Knockdown of DRD2 by microRNA inhibition (RNAi) or by inhibition with pharmacologic drugs (pimozide and haloperidol) reduced proliferation of pancreatic cancer cells, induced endoplasmic reticulum stress and apoptosis, and reduced cell migration. RNAi knockdown of DRD2 in pancreatic tumor cells reduced growth of xenograft tumors in mice, and administration of the DRD2 inhibitor haloperidol to mice with xenograft tumors reduced final tumor size and metastasis.

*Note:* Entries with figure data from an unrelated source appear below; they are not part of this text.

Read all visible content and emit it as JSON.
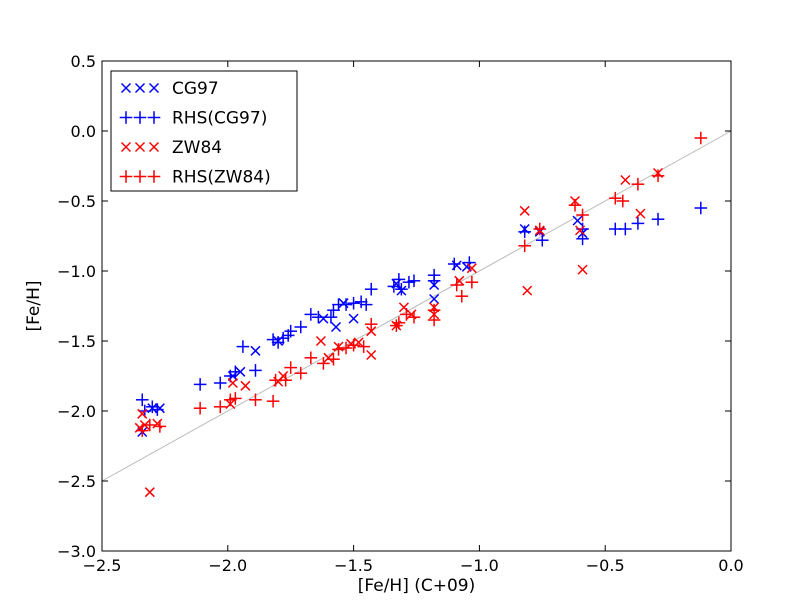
{
  "chart_data": {
    "type": "scatter",
    "xlabel": "[Fe/H] (C+09)",
    "ylabel": "[Fe/H]",
    "xlim": [
      -2.5,
      0.0
    ],
    "ylim": [
      -3.0,
      0.5
    ],
    "xticks": [
      -2.5,
      -2.0,
      -1.5,
      -1.0,
      -0.5,
      0.0
    ],
    "yticks": [
      -3.0,
      -2.5,
      -2.0,
      -1.5,
      -1.0,
      -0.5,
      0.0,
      0.5
    ],
    "xtick_labels": [
      "−2.5",
      "−2.0",
      "−1.5",
      "−1.0",
      "−0.5",
      "0.0"
    ],
    "ytick_labels": [
      "−3.0",
      "−2.5",
      "−2.0",
      "−1.5",
      "−1.0",
      "−0.5",
      "0.0",
      "0.5"
    ],
    "reference_line": {
      "x": [
        -2.5,
        0.0
      ],
      "y": [
        -2.5,
        0.0
      ],
      "color": "#bbbbbb"
    },
    "legend_position": "top-left",
    "series": [
      {
        "name": "CG97",
        "marker": "x",
        "color": "#0000ff",
        "points": [
          [
            -2.34,
            -2.15
          ],
          [
            -2.3,
            -1.98
          ],
          [
            -2.27,
            -1.98
          ],
          [
            -1.98,
            -1.75
          ],
          [
            -1.95,
            -1.72
          ],
          [
            -1.89,
            -1.57
          ],
          [
            -1.8,
            -1.5
          ],
          [
            -1.62,
            -1.34
          ],
          [
            -1.57,
            -1.4
          ],
          [
            -1.54,
            -1.23
          ],
          [
            -1.5,
            -1.34
          ],
          [
            -1.31,
            -1.14
          ],
          [
            -1.33,
            -1.09
          ],
          [
            -1.18,
            -1.1
          ],
          [
            -1.18,
            -1.2
          ],
          [
            -1.09,
            -0.96
          ],
          [
            -1.05,
            -0.97
          ],
          [
            -0.82,
            -0.7
          ],
          [
            -0.76,
            -0.72
          ],
          [
            -0.61,
            -0.64
          ],
          [
            -0.59,
            -0.73
          ]
        ]
      },
      {
        "name": "RHS(CG97)",
        "marker": "+",
        "color": "#0000ff",
        "points": [
          [
            -2.34,
            -1.92
          ],
          [
            -2.33,
            -2.0
          ],
          [
            -2.3,
            -1.97
          ],
          [
            -2.28,
            -1.99
          ],
          [
            -2.11,
            -1.81
          ],
          [
            -2.03,
            -1.8
          ],
          [
            -1.99,
            -1.75
          ],
          [
            -1.97,
            -1.72
          ],
          [
            -1.94,
            -1.54
          ],
          [
            -1.89,
            -1.71
          ],
          [
            -1.82,
            -1.49
          ],
          [
            -1.8,
            -1.51
          ],
          [
            -1.78,
            -1.48
          ],
          [
            -1.76,
            -1.46
          ],
          [
            -1.75,
            -1.43
          ],
          [
            -1.71,
            -1.4
          ],
          [
            -1.67,
            -1.31
          ],
          [
            -1.64,
            -1.33
          ],
          [
            -1.59,
            -1.33
          ],
          [
            -1.58,
            -1.28
          ],
          [
            -1.56,
            -1.24
          ],
          [
            -1.53,
            -1.24
          ],
          [
            -1.5,
            -1.23
          ],
          [
            -1.47,
            -1.22
          ],
          [
            -1.45,
            -1.24
          ],
          [
            -1.43,
            -1.13
          ],
          [
            -1.34,
            -1.11
          ],
          [
            -1.32,
            -1.06
          ],
          [
            -1.31,
            -1.13
          ],
          [
            -1.28,
            -1.08
          ],
          [
            -1.26,
            -1.07
          ],
          [
            -1.18,
            -1.03
          ],
          [
            -1.18,
            -1.07
          ],
          [
            -1.1,
            -0.95
          ],
          [
            -1.04,
            -0.94
          ],
          [
            -0.82,
            -0.72
          ],
          [
            -0.75,
            -0.78
          ],
          [
            -0.59,
            -0.77
          ],
          [
            -0.59,
            -0.7
          ],
          [
            -0.46,
            -0.7
          ],
          [
            -0.42,
            -0.7
          ],
          [
            -0.37,
            -0.66
          ],
          [
            -0.29,
            -0.63
          ],
          [
            -0.12,
            -0.55
          ]
        ]
      },
      {
        "name": "ZW84",
        "marker": "x",
        "color": "#ff0000",
        "points": [
          [
            -2.35,
            -2.12
          ],
          [
            -2.34,
            -2.02
          ],
          [
            -2.33,
            -2.1
          ],
          [
            -2.31,
            -2.58
          ],
          [
            -2.28,
            -2.09
          ],
          [
            -1.99,
            -1.95
          ],
          [
            -1.98,
            -1.8
          ],
          [
            -1.93,
            -1.82
          ],
          [
            -1.8,
            -1.79
          ],
          [
            -1.78,
            -1.75
          ],
          [
            -1.63,
            -1.5
          ],
          [
            -1.6,
            -1.62
          ],
          [
            -1.56,
            -1.54
          ],
          [
            -1.51,
            -1.52
          ],
          [
            -1.48,
            -1.51
          ],
          [
            -1.43,
            -1.43
          ],
          [
            -1.43,
            -1.6
          ],
          [
            -1.33,
            -1.39
          ],
          [
            -1.3,
            -1.26
          ],
          [
            -1.27,
            -1.31
          ],
          [
            -1.18,
            -1.26
          ],
          [
            -1.18,
            -1.31
          ],
          [
            -1.08,
            -1.07
          ],
          [
            -1.03,
            -0.98
          ],
          [
            -0.82,
            -0.57
          ],
          [
            -0.81,
            -1.14
          ],
          [
            -0.76,
            -0.71
          ],
          [
            -0.62,
            -0.5
          ],
          [
            -0.6,
            -0.71
          ],
          [
            -0.59,
            -0.99
          ],
          [
            -0.42,
            -0.35
          ],
          [
            -0.36,
            -0.59
          ],
          [
            -0.29,
            -0.3
          ]
        ]
      },
      {
        "name": "RHS(ZW84)",
        "marker": "+",
        "color": "#ff0000",
        "points": [
          [
            -2.34,
            -2.14
          ],
          [
            -2.31,
            -2.1
          ],
          [
            -2.27,
            -2.11
          ],
          [
            -2.11,
            -1.98
          ],
          [
            -2.03,
            -1.97
          ],
          [
            -1.99,
            -1.92
          ],
          [
            -1.97,
            -1.91
          ],
          [
            -1.89,
            -1.92
          ],
          [
            -1.82,
            -1.93
          ],
          [
            -1.81,
            -1.78
          ],
          [
            -1.77,
            -1.78
          ],
          [
            -1.75,
            -1.69
          ],
          [
            -1.71,
            -1.73
          ],
          [
            -1.67,
            -1.62
          ],
          [
            -1.62,
            -1.66
          ],
          [
            -1.58,
            -1.63
          ],
          [
            -1.56,
            -1.56
          ],
          [
            -1.53,
            -1.55
          ],
          [
            -1.5,
            -1.53
          ],
          [
            -1.46,
            -1.54
          ],
          [
            -1.43,
            -1.38
          ],
          [
            -1.33,
            -1.39
          ],
          [
            -1.32,
            -1.37
          ],
          [
            -1.29,
            -1.31
          ],
          [
            -1.26,
            -1.33
          ],
          [
            -1.18,
            -1.35
          ],
          [
            -1.18,
            -1.28
          ],
          [
            -1.09,
            -1.1
          ],
          [
            -1.07,
            -1.18
          ],
          [
            -1.03,
            -1.08
          ],
          [
            -0.82,
            -0.82
          ],
          [
            -0.76,
            -0.7
          ],
          [
            -0.62,
            -0.53
          ],
          [
            -0.59,
            -0.6
          ],
          [
            -0.46,
            -0.48
          ],
          [
            -0.43,
            -0.5
          ],
          [
            -0.37,
            -0.38
          ],
          [
            -0.29,
            -0.32
          ],
          [
            -0.12,
            -0.05
          ]
        ]
      }
    ]
  }
}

"The [pancreatic] tumors do not cause any signs or symptoms for a long time and are therefore diagnosed late," said senior author Dr. Jörg Hoheisel head of the division of functional genome analysis at the German Cancer Research Center. "In addition, the tumor biology is very aggressive, i.e., the cancer starts spreading metastases early on. And to make things worse, pancreatic cancer rapidly develops resistance against available chemotherapy drugs."
"We do not know yet whether haloperidol or related medications have the same effect in pancreatic cancer patients as they have in tumor cells and mice," said Dr. Hoheisel. "It is therefore possible that the cancer-inhibiting effect might not be restricted to the pancreas. We are very lucky to have come across established medications. This should make the required and laborious safety examinations easier."